Some environments need special handling. Shared admin accounts usually require additional compensating controls because it is hard to attribute one request to one outcome. High-churn CI/CD pipelines may need policy-driven issuance rather than ticket-driven approval, because manual queues cannot keep up with runtime demand. For agentic systems, the risk is even higher because autonomous behaviour is not predictable enough for static role design. The practical fix is to evaluate access at request time with context, not to grant once and hope review will catch the excess later. Related governance patterns are discussed in the Ultimate Guide to NHIs and the OWASP Non-Human Identity Top 10.
There is no universal standard for this yet, but the direction is clear: reduce manual exception handling, shorten entitlement lifetimes, and make standing privilege the exception rather than the default.

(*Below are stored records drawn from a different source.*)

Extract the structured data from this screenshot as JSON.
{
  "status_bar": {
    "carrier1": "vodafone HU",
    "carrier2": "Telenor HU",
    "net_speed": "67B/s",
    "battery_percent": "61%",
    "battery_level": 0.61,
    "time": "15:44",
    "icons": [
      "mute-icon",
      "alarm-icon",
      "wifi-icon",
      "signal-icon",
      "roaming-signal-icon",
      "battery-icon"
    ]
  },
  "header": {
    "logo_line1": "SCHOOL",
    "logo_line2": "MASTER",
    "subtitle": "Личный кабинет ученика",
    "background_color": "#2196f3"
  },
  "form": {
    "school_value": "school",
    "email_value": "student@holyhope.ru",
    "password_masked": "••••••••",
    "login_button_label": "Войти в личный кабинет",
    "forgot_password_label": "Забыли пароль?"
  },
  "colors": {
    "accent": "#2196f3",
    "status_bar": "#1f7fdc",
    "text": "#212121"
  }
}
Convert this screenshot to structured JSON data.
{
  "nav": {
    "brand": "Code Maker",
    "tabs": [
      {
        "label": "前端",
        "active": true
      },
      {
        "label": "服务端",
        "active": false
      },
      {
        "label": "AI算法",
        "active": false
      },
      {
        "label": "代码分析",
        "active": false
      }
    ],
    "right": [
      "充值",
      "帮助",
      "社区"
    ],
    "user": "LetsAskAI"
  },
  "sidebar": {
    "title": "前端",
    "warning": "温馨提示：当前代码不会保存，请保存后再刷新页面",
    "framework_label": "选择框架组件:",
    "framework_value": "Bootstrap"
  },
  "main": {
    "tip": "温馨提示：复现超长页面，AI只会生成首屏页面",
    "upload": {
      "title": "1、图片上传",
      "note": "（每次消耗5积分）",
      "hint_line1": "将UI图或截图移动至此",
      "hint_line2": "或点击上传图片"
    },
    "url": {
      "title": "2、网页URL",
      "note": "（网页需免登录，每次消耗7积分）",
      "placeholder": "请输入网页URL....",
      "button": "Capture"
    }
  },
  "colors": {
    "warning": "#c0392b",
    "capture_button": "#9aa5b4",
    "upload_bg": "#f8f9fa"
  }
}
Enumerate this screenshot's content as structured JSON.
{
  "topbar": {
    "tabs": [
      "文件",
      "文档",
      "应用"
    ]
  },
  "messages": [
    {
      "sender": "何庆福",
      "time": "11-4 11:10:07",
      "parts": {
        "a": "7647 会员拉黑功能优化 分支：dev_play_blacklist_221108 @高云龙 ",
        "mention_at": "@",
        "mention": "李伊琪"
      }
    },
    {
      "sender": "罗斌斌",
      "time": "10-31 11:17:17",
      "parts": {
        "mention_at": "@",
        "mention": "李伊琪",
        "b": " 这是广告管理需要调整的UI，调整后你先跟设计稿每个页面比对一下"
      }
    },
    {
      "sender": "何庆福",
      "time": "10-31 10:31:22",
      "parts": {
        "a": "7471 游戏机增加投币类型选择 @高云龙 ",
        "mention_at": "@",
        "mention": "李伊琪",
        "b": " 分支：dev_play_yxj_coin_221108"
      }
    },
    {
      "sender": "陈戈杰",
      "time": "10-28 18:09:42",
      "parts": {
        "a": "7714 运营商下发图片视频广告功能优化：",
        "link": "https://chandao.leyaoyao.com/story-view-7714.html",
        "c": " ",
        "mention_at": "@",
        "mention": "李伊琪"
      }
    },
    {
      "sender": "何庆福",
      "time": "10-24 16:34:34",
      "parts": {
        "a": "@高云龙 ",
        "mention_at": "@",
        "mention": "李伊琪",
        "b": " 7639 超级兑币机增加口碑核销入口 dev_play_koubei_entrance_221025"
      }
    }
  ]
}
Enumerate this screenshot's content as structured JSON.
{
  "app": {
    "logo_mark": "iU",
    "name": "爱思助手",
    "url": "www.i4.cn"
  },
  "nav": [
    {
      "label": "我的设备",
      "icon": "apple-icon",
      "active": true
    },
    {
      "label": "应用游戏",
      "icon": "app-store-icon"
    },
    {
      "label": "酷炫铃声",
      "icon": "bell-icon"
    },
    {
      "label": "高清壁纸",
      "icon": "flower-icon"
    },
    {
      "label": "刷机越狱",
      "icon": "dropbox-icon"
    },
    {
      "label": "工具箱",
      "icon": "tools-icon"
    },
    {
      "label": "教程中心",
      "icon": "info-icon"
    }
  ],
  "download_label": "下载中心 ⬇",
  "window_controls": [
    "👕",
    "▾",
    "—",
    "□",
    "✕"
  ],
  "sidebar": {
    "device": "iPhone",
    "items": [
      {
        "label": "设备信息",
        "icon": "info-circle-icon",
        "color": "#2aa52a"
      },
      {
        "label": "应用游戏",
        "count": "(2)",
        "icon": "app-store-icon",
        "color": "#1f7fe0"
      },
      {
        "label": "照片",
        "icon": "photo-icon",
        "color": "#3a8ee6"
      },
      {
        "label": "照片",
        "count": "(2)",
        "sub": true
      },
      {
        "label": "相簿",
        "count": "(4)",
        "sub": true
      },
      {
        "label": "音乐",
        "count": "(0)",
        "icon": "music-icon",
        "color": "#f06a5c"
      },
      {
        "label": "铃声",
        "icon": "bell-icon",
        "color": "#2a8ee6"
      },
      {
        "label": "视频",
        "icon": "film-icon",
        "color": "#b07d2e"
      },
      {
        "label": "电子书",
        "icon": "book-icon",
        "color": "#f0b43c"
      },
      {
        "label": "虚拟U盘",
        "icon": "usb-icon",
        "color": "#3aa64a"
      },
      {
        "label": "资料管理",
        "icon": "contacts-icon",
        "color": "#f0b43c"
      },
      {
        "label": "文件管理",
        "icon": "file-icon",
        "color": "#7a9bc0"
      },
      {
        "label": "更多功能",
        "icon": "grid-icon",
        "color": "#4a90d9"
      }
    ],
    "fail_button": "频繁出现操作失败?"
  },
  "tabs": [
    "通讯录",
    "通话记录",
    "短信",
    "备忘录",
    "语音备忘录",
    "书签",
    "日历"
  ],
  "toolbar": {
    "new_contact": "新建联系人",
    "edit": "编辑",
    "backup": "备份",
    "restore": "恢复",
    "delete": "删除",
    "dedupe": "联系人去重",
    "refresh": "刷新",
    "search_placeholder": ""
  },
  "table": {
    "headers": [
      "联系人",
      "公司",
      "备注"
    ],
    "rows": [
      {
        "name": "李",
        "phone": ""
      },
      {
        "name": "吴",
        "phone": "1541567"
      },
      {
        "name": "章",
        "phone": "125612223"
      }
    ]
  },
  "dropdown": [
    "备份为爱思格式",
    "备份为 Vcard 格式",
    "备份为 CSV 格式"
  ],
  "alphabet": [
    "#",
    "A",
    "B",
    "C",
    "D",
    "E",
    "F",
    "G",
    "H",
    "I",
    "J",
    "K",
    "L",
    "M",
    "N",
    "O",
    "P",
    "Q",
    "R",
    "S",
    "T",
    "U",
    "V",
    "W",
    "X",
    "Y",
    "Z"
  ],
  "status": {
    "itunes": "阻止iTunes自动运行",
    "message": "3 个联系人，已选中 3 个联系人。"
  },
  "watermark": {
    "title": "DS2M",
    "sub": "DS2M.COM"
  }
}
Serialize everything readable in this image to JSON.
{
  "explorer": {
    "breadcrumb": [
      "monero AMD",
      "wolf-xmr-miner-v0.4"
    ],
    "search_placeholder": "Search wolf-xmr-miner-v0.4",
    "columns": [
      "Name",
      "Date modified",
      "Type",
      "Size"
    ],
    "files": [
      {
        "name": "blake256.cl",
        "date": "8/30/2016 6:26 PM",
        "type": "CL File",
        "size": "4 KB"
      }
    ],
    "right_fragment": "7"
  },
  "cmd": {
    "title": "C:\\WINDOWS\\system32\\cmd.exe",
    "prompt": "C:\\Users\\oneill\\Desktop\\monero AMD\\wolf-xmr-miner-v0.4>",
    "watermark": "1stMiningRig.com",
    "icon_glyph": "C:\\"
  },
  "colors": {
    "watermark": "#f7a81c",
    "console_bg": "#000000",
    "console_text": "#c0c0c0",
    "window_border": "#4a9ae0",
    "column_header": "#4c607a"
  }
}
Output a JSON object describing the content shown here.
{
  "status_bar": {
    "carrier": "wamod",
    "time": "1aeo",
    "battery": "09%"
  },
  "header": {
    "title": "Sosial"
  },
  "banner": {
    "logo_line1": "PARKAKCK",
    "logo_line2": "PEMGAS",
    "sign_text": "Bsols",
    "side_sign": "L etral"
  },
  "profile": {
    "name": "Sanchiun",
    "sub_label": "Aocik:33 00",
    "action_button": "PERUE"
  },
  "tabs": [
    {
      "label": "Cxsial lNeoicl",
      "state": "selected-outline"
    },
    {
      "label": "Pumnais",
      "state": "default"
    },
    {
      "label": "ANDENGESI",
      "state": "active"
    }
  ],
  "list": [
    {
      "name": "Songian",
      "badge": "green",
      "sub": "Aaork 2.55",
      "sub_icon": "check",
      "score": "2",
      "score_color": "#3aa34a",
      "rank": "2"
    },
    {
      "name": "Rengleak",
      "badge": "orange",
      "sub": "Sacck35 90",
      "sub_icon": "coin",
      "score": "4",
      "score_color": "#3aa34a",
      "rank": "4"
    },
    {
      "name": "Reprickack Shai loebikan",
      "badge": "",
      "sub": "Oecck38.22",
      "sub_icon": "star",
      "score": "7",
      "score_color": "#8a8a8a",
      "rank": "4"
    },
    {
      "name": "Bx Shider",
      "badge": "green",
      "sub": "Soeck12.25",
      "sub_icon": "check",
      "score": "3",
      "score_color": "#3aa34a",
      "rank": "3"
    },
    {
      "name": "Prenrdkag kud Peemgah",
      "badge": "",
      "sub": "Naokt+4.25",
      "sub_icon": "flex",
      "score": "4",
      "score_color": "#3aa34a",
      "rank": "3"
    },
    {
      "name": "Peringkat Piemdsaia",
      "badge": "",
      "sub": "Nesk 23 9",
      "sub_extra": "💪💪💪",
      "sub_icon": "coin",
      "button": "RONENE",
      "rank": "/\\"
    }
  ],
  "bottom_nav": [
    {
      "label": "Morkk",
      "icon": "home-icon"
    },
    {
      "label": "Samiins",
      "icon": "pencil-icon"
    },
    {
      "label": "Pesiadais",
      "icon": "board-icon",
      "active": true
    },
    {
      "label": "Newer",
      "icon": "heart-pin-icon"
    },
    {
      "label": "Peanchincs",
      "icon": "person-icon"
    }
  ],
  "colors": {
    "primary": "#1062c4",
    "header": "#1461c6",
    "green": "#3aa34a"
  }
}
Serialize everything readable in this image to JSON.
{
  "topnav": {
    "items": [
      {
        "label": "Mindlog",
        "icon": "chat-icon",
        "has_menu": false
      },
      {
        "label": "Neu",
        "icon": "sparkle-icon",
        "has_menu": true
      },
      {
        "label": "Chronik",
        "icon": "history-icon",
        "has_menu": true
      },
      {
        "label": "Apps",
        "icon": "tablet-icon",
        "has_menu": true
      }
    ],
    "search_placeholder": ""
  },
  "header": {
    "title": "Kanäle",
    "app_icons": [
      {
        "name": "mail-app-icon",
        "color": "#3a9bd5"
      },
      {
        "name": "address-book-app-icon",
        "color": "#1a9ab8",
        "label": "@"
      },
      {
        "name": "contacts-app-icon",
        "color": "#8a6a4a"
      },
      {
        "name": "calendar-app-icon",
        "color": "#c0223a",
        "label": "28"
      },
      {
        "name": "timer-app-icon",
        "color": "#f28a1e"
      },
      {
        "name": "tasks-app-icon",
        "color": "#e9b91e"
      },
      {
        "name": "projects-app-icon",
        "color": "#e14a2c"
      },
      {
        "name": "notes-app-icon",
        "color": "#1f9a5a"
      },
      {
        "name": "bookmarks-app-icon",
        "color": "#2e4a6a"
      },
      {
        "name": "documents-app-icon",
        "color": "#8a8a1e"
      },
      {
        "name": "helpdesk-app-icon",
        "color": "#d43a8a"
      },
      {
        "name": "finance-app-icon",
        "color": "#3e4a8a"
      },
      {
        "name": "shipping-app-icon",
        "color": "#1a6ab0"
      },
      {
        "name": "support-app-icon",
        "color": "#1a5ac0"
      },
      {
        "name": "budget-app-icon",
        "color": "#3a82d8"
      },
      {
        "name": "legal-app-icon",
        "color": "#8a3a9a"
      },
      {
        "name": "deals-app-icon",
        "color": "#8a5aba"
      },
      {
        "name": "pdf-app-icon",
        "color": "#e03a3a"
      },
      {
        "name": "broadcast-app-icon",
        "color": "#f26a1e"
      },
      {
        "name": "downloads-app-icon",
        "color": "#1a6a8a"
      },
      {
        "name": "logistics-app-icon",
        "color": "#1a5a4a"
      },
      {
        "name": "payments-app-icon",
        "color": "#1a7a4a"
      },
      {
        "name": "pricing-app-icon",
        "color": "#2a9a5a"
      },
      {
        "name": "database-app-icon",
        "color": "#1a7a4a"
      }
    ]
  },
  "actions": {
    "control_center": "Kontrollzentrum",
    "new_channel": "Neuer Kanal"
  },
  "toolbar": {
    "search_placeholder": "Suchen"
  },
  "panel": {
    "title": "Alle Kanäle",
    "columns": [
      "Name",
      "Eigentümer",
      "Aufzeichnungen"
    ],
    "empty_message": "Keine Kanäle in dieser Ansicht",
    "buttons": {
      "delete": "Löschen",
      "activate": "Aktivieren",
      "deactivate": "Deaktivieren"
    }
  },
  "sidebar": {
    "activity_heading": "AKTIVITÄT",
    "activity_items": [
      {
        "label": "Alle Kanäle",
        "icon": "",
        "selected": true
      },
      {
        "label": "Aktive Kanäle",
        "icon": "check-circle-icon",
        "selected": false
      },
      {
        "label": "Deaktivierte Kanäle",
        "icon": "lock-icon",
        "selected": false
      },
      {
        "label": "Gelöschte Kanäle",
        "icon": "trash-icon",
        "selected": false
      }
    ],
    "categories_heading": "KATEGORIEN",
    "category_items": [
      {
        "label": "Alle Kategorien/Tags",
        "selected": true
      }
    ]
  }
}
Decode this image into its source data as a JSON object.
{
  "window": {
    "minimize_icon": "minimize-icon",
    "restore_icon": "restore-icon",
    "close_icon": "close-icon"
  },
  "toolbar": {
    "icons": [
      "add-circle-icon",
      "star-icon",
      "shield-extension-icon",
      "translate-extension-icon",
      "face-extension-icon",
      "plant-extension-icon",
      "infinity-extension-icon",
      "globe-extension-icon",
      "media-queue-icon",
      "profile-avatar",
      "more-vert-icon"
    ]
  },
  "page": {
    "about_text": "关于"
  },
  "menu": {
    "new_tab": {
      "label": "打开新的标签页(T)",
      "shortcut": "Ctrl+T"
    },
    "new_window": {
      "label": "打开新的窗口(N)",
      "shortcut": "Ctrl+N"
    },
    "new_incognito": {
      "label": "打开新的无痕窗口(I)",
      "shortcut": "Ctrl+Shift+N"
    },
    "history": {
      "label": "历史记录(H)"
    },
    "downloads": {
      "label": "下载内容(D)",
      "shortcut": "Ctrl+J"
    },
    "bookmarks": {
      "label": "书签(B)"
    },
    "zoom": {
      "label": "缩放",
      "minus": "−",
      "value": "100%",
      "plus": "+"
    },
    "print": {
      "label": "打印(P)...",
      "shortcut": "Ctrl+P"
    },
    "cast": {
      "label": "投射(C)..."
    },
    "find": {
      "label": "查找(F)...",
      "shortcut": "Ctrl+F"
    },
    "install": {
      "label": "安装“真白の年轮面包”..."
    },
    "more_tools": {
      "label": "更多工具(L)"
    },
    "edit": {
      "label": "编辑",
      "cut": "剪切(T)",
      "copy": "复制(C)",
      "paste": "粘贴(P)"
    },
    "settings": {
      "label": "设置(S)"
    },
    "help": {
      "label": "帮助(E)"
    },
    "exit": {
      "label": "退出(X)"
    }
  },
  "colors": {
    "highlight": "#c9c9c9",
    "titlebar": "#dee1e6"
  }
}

Standards & Framework Alignment
This section maps relevant standards and security frameworks to the operational risks and controls described in this guidance.
OWASP Non-Human Identity Top 10 address the attack and risk surface, while NIST CSF 2.0 and NIST Zero Trust (SP 800-207) set the governance and control requirements practitioners need to meet.
| Framework | Control / Reference | Relevance |
|---|---|---|
| OWASP Non-Human Identity Top 10 | NHI-03 | Manual requests often create stale or excessive NHI access that this control targets. |
| NIST CSF 2.0 | PR.AC-4 | Least privilege and access governance address permission creep from manual approvals. |
| NIST Zero Trust (SP 800-207) | Zero trust reduces reliance on durable trust from one-time manual approvals. |
Grant NHI access with narrow scope and automated expiry, then remove any lingering standing privilege.